Der Schaden klein, der Erfolg großartig. Sein Brettnurflügel,
sein drittes Modell in Ostrach, sieht recht unspektakulär
aus und nur der Fachmann vermißt das, was die Bretter ja
brauchen: Seitenleitwerk oder Winglets. Da Fred Ludwig besonders
an der "fliegenden Natur" Interesse hat, stört
ihn, daß alle Vogelnachbauten das obligatorische Plexi-Seitenleitwerk
haben müssen.
In seinem Brettnurflügel ist eine neuartige
Steurung eingebaut: Einmal die normalen RC-Funktionen, also QR/Höhenruder
gemischt, zusätzlich hat das Modell aber eine kleine Wetterfahne
mit Sensor, die jedes Schiebemoment an eine Elektronik meldet,
die es in Servobefehle umsetzt: Dabei werden die Querruder als
Spreizklappen betätigt, erzeugen also Widerstand. Damit ist
nicht nur eine dem Vogelflug sehr ähnliche Steuerwirkung
erbracht, sondern auch ein Flugzeug-Nurflügel kann mit diesem
Prinzip wesentlich widerstandsarmer und daher leistungsfähiger
ausgelegt werden. Es ist schon beeindruckend, wie sauber im Kurvenflug
sein "Brett" liegt und wie es im Geradeausflug die Bahn
hält. Wir hoffen, mehr über seine Modelle berichten
zu können.
Solarflieger blieben zuhause
Obwohl die Sonne in Ostrach mehr als genug schien, wurde sie
kaum genutzt: Ein einziger Solarflieger war angetreten, der durch
seine Konstruktionen auch aus dieser Zeitschrift bekannte Dr.

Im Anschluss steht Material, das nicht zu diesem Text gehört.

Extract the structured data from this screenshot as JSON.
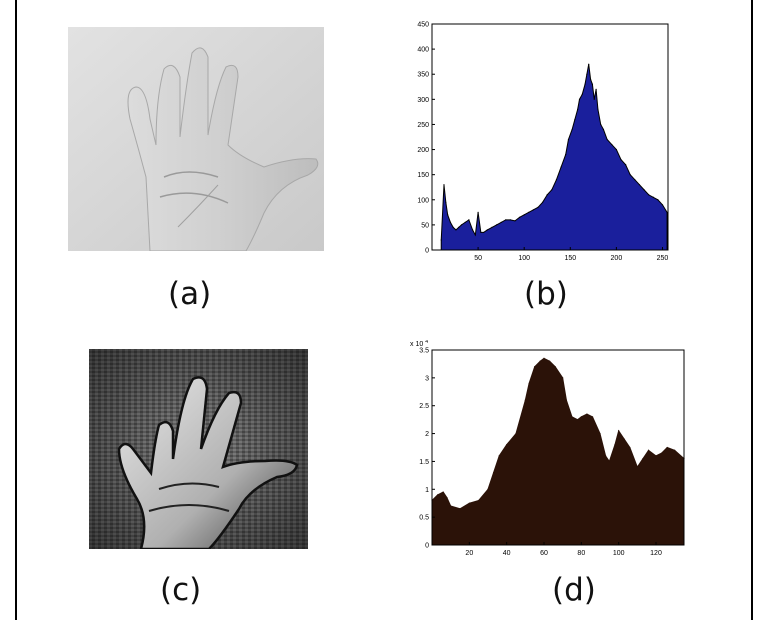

S. Dienlin. Sein NanoSol übte sich im Dauerflug, kam mit
dem frischen Wind gut klar und freute sich mit dem Konstrukteur
auf die nächste Ausgabe des Guinness-Buches der Rekorde:
Dort ist er nämlich schon als "Das kleinste rein solar
betriebene bodenstartfähige RC-Modell" angemeldet.
FMT-Pokal
"Doppel Duo" ergibt zusammen vier. Das ist der Fall
auch beim Doppel-Tandem von Wil van Leen, Holland. Ein Segler
mit vier Tragflächen. Oder einem Canard und einem Höhenleitwerk
und zwei Flügeln - wie man wünscht. Die Queruder arbeiten
gleichsinnig, die Seiten- und Höhenleitwerke gegensinnig:
Vom Links bzw. Tiefbedeutet hinten Rechts bzw. Hoch. Ein schönes
Modell, das auch sehr gut fliegt: Diesjähriger FMT-Pokalgewinner.
Groß...
Von ganz anderem Kaliber sind die großen vorbildähnlichen
Modelle, die aber durch ihre Besonderheiten ebenfalls in die Experimenal-Klassen
passen. Die Horten-Nurflügel als Modelle sind an sich nichts
ganz Außergewöhnliches, bis auf die wirklich einmaligen
Horten von Eric van den Hoogen. Soviel Perfektion in einem Modell
ist selten zu sehen, die, mit seinem Können am Sender gepaart,
jedesmal ein Flugerlebnis sind. Sein schon vom letzten InterEx
bekannter Horten XII ist nun mit einem Regler anstatt Schalter
ausgestattet; im "Dino" von Schulze fand er den Steiler,
der die Ströme auch bewältigt (40 Zellen, 2x robbe 240
an einem Getriebe zur gemeinsamen Propeller-Femwelle; Propeller-Eigenbau,
faltbar, Scale wie beim Original). Pokal "Bester Flug".
Zwei mit Dampf
Hans Berndt mit seinem
Mr. Henson kannten wir schon vom Vorjahr aus Nederweert. Dort
flog er noch nicht. Das heißt, er machte einen kleinen Hüpfer.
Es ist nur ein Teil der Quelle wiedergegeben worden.